Here, beyond the general allegations that Defendant terminated Plaintiff in violation of the FEHA, Plaintiff has failed to allege sufficient and specific facts necessary to show the requisite malice, oppression, or fraud necessary to seek punitive damages. Moreover, Plaintiff has not alleged sufficient or specific facts of fraud, oppression, or malice “perpetrated, authorized, or knowingly ratified by an officer, director, or managing agent” of Defendant. (CCP § 3294(b).)  Indeed, no officer, director, or managing agent of Defendant is even named in the FAC.

Accordingly, Defendant’s Motion to Strike is GRANTED.   

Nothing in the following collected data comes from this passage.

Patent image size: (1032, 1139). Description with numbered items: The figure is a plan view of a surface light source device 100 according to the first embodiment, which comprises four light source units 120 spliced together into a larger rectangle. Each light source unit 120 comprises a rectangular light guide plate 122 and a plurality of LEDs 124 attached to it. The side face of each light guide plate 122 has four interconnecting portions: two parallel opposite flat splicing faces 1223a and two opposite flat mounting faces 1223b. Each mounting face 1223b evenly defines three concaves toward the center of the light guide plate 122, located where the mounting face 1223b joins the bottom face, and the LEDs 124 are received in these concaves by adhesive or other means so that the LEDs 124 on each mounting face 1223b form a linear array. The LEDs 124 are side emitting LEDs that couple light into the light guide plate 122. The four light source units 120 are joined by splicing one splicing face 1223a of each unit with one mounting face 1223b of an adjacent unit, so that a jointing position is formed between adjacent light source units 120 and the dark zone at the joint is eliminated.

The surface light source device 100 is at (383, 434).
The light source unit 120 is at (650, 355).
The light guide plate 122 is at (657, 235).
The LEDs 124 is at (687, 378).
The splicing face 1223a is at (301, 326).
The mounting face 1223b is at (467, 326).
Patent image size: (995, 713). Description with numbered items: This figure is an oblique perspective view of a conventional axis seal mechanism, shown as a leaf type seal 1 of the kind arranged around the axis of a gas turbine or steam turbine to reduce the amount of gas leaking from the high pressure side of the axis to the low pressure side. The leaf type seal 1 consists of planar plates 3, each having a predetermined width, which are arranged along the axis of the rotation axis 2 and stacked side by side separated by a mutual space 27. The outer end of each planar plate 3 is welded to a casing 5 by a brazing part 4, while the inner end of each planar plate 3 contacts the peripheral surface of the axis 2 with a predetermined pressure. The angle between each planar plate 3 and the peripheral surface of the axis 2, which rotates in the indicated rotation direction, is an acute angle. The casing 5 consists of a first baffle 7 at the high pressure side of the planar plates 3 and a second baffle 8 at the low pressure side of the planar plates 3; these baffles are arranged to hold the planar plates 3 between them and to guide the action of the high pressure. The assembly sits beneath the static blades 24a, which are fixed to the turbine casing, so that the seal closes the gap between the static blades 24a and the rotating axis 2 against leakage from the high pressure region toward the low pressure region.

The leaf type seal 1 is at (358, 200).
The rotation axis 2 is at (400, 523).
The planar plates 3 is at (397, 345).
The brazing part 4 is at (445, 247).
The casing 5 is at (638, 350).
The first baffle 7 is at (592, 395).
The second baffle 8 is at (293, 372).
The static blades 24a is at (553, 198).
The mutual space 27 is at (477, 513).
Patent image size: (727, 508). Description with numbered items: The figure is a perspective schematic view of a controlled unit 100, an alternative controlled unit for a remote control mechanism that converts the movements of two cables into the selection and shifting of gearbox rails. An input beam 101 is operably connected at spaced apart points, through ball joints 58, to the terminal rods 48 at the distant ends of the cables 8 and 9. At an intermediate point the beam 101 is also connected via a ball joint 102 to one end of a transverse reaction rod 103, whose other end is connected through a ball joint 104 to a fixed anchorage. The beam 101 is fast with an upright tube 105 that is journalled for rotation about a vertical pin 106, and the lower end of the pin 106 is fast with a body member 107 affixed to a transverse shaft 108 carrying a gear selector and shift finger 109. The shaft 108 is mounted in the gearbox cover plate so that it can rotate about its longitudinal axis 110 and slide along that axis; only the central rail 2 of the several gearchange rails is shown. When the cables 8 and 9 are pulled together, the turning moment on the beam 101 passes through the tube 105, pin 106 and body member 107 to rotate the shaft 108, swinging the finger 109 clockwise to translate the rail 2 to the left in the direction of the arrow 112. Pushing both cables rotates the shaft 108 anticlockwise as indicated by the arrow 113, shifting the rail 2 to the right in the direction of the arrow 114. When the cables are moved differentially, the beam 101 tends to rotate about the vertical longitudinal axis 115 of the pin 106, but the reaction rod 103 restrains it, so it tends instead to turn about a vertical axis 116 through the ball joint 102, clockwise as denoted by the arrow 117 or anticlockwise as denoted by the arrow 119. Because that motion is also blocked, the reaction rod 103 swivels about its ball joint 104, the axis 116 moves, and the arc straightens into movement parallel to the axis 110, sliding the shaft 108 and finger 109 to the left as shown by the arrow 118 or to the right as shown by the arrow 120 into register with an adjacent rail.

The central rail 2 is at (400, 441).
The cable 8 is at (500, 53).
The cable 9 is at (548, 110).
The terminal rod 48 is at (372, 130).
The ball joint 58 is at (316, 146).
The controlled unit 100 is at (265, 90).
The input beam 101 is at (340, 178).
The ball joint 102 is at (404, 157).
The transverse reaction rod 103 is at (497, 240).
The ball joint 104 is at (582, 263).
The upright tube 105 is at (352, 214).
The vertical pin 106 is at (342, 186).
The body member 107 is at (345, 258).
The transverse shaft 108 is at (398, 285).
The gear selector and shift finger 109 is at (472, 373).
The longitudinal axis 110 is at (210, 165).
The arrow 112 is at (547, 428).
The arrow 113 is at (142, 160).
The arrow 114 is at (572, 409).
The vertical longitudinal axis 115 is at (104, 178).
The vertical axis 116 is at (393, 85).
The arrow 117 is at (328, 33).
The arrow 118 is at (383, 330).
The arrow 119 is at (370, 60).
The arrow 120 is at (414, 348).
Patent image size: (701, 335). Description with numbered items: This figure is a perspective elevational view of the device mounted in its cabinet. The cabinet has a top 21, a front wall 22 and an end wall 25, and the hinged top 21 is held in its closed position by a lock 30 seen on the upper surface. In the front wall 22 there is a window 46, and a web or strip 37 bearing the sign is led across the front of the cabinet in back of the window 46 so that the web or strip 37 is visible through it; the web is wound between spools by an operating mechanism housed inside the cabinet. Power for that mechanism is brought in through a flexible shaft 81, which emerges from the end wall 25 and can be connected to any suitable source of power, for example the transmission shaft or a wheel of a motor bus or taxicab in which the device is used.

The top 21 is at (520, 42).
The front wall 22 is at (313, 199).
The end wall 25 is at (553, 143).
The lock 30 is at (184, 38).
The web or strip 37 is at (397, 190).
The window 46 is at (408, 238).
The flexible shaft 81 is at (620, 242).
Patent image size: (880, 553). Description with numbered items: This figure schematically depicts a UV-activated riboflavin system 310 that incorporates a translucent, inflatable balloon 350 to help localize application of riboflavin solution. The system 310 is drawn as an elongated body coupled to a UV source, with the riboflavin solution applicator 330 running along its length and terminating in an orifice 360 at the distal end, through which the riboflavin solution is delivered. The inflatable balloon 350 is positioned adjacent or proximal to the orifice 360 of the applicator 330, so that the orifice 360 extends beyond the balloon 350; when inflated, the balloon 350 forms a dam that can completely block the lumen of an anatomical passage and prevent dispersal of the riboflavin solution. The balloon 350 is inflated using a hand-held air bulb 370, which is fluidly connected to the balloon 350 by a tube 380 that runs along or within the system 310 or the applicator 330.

Generally speaking, leave to amend must be allowed where there is a reasonable possibility of successful amendment. (Goodman v. Kennedy (1976) 18 Cal.3d 335, 348.)  Whether or not leave to amend is granted shall depend on whether Plaintiff can make a sufficient offer of proof that there is a reasonable possibility that a successful amendment could be made consistent with this ruling. 

IT IS SO ORDERED.

Dated:   June 26, 2024 ___________________________________
Randolph M. Hammock
Judge of the Superior Court


Any party may submit on the tentative ruling by contacting the courtroom via email at Smcdept49@lacourt.org by no later than 4:00 p.m. the day before the hearing.  All interested parties must be copied on the email.  It should be noted that if you submit on a tentative ruling the court will still conduct a hearing if any party appears. By submitting on the tentative you have, in essence, waived your right to be present at the hearing, and you should be aware that the court may not adopt the tentative, and may issue an order which modifies the tentative ruling in whole or in part.